In diesem Sinne hat die Rechtsprechung eine Berufsausbildung dann nicht mehr angenommen, wenn ein Polizeibeamter auf Probe planmäßiger Beamter mit vollen Dienstbezügen gewesen ist und einen Grundlehrgang der Polizeischule besuchte (Urteil des 10. Senats vom 12. Juli 1966 - 10 RV 879/64 - KOV 1967 S. 28 f). Andererseits ist ein Ausbildungsverhältnis noch angenommen worden bei einem unverheirateten Inspektoranwärter, dem für die Zeit der Berufsausbildung ein Unterhaltszuschuß in Höhe der zuletzt bezogenen Angestelltenvergütung gezahlt worden ist (BSG 25 S. 276 ff). Denn in diesem Falle ist nicht die Fortbildung innerhalb eines bestehenden öffentlich-rechtlichen Dienstverhältnisses, sondern eine echte Ausbildung angenommen und die Zahlung der zuletzt bezogenen Angestelltenvergütung als ein Unterhaltszuschuß eigener Art angesehen worden, welcher gegen das Vorliegen eines Dienstverhältnisses und der Gewährung von Bezügen aus ihm spricht.

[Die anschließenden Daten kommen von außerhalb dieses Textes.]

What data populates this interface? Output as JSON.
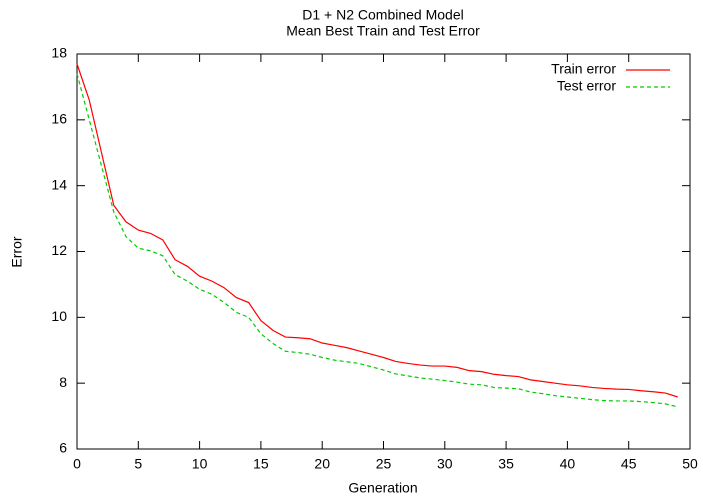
{
  "chart_data": {
    "type": "line",
    "title": "D1 + N2 Combined Model",
    "subtitle": "Mean Best Train and Test Error",
    "x_label": "Generation",
    "y_label": "Error",
    "x": [
      0,
      1,
      2,
      3,
      4,
      5,
      6,
      7,
      8,
      9,
      10,
      11,
      12,
      13,
      14,
      15,
      16,
      17,
      18,
      19,
      20,
      21,
      22,
      23,
      24,
      25,
      26,
      27,
      28,
      29,
      30,
      31,
      32,
      33,
      34,
      35,
      36,
      37,
      38,
      39,
      40,
      41,
      42,
      43,
      44,
      45,
      46,
      47,
      48,
      49
    ],
    "series": [
      {
        "name": "Train error",
        "color": "#ff0000",
        "dash": "none",
        "values": [
          17.7,
          16.6,
          15.0,
          13.4,
          12.9,
          12.65,
          12.55,
          12.35,
          11.75,
          11.55,
          11.25,
          11.1,
          10.9,
          10.6,
          10.45,
          9.9,
          9.6,
          9.4,
          9.38,
          9.35,
          9.22,
          9.15,
          9.08,
          8.98,
          8.88,
          8.78,
          8.66,
          8.6,
          8.55,
          8.52,
          8.52,
          8.48,
          8.38,
          8.35,
          8.27,
          8.23,
          8.2,
          8.1,
          8.05,
          8.0,
          7.95,
          7.92,
          7.87,
          7.84,
          7.82,
          7.81,
          7.77,
          7.74,
          7.7,
          7.58
        ]
      },
      {
        "name": "Test error",
        "color": "#00cc00",
        "dash": "4 3",
        "values": [
          17.4,
          16.0,
          14.6,
          13.2,
          12.45,
          12.1,
          12.02,
          11.87,
          11.3,
          11.1,
          10.85,
          10.7,
          10.45,
          10.15,
          10.0,
          9.5,
          9.2,
          8.97,
          8.93,
          8.88,
          8.78,
          8.7,
          8.65,
          8.6,
          8.5,
          8.4,
          8.28,
          8.22,
          8.16,
          8.12,
          8.08,
          8.03,
          7.97,
          7.95,
          7.87,
          7.85,
          7.83,
          7.73,
          7.68,
          7.62,
          7.58,
          7.54,
          7.5,
          7.47,
          7.46,
          7.46,
          7.44,
          7.41,
          7.37,
          7.28
        ]
      }
    ],
    "xlim": [
      0,
      50
    ],
    "xticks": [
      0,
      5,
      10,
      15,
      20,
      25,
      30,
      35,
      40,
      45,
      50
    ],
    "ylim": [
      6,
      18
    ],
    "yticks": [
      6,
      8,
      10,
      12,
      14,
      16,
      18
    ],
    "legend": "top-right"
  }
}
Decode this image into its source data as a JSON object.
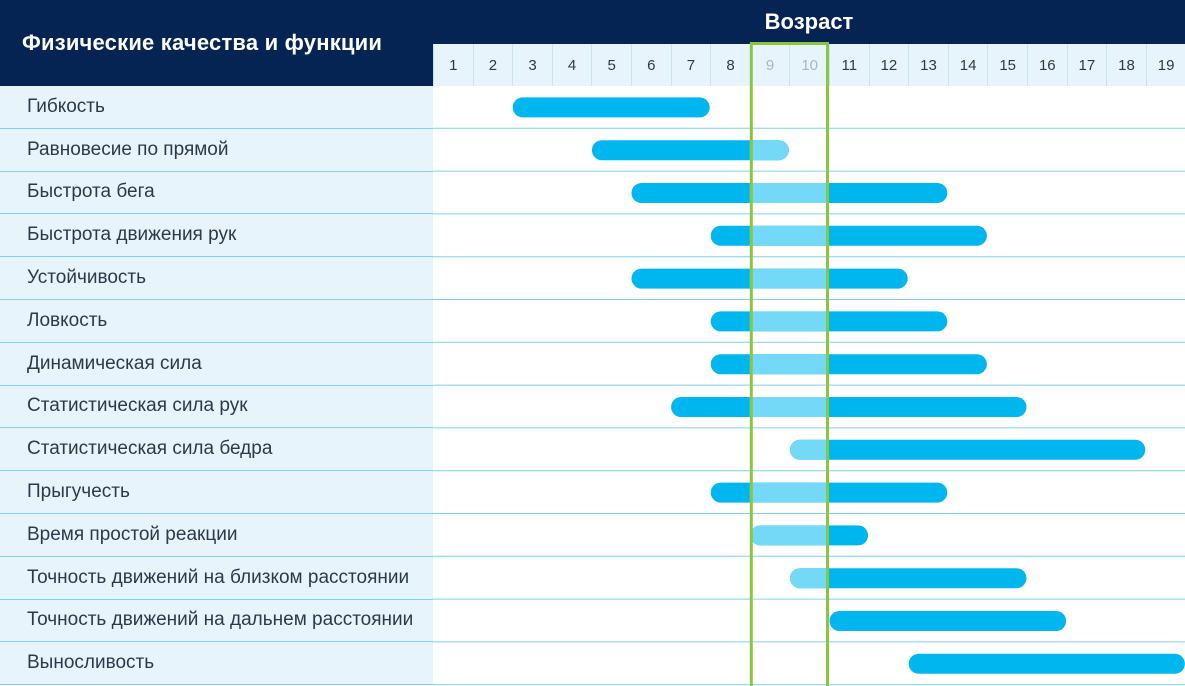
{
  "header": {
    "left_title": "Физические качества и функции",
    "right_title": "Возраст"
  },
  "colors": {
    "header_bg": "#062453",
    "bar": "#00b6ee",
    "bar_highlight": "#74d8f7",
    "highlight_border": "#8cc63f",
    "row_label_bg": "#e8f4fb",
    "row_line": "#7fd0ee"
  },
  "chart_data": {
    "type": "bar",
    "orientation": "horizontal-range",
    "ages": [
      "1",
      "2",
      "3",
      "4",
      "5",
      "6",
      "7",
      "8",
      "9",
      "10",
      "11",
      "12",
      "13",
      "14",
      "15",
      "16",
      "17",
      "18",
      "19"
    ],
    "highlight_ages": [
      9,
      10
    ],
    "rows": [
      {
        "label": "Гибкость",
        "start": 3,
        "end": 7
      },
      {
        "label": "Равновесие по прямой",
        "start": 5,
        "end": 9
      },
      {
        "label": "Быстрота бега",
        "start": 6,
        "end": 13
      },
      {
        "label": "Быстрота движения рук",
        "start": 8,
        "end": 14
      },
      {
        "label": "Устойчивость",
        "start": 6,
        "end": 12
      },
      {
        "label": "Ловкость",
        "start": 8,
        "end": 13
      },
      {
        "label": "Динамическая сила",
        "start": 8,
        "end": 14
      },
      {
        "label": "Статистическая сила рук",
        "start": 7,
        "end": 15
      },
      {
        "label": "Статистическая сила бедра",
        "start": 10,
        "end": 18
      },
      {
        "label": "Прыгучесть",
        "start": 8,
        "end": 13
      },
      {
        "label": "Время простой реакции",
        "start": 9,
        "end": 11
      },
      {
        "label": "Точность движений на близком расстоянии",
        "start": 10,
        "end": 15
      },
      {
        "label": "Точность движений на дальнем расстоянии",
        "start": 11,
        "end": 16
      },
      {
        "label": "Выносливость",
        "start": 13,
        "end": 19
      }
    ]
  }
}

In den Entscheidungen ist auf die gleichgelagerten Vorschriften der §§ 1267 der Reichsversicherungsordnung (RVO), 44 des Angestelltenversicherungsgesetzes (AVG) hingewiesen worden. Sie stimmen mit § 45 Abs. 3 Satz 1 Buchst. a BVG inhaltlich überein. Die gesetzgeberischen Erwägungen, die zu diesen Vorschriften im Recht der Sozialversicherung geführt haben, sind die gleichen, die auch die Regelung des § 45 BVG tragen (vgl. statt anderen BSG 21, 185 ff). Der Senat sieht keinen Anlaß, von dieser Rechtsprechung zu § 45 BVG abzuweichen. Er folgt ihr umso unbedenklicher, als sie durch das 3. NOG mit der Ergänzung des § 45 BVG bestätigt und nicht etwa als neue Regelung aufgenommen worden ist. Dies hat der 1. Senat in seiner Entscheidung vom 29. November 1967 (BSG SozR RVO § 1267 Nr. 31) ebenfalls ausgesprochen und entschieden, daß ein - an sich von der Ableistung der Wehrpflicht befreiter - Offiziersanwärter, der als Soldat auf Zeit Dienstbezüge nach dem BBesG erhält, sich nicht in Berufsausbildung befindet.

Hier hat das LSG für das Dienstverhältnis des Klägers zu Recht als entscheidend angesehen, daß er - ebenso wie in dem vom 1. Senat entschiedenen Fall - als Soldat auf Zeit eingestellt worden ist. Das ergibt sich aus §§ 39 und 40 des Soldatengesetzes. Infolgedessen konnte es ohne Rechtsverstoß zu dem Ergebnis kommen, daß der Kläger in einem öffentlich-rechtlichen Dienstverhältnis gestanden hat. Mag sein Dienst in der Bundeswehr auch sein Gepräge - einschließlich der Beförderungsmöglichkeiten - von dem Ziel der Ausbildung zum Offizier erhalten haben, so hat keine Berufsausbildung im Sinne des § 45 BVG bestanden. Vielmehr ist der Kläger im Rahmen seines Dienstverhältnisses als Soldat auf Zeit weitergebildet worden, um das Ziel des Eintritts in die Offizierslaufbahn zu erreichen. Da sonach die angefochtene Entscheidung im Ergebnis richtig ist, mußte die Revision des Klägers zurückgewiesen werden.

Die Entscheidung über die Kosten beruht auf § 193 Abs. 1 des Sozialgerichtsgesetzes (SGG).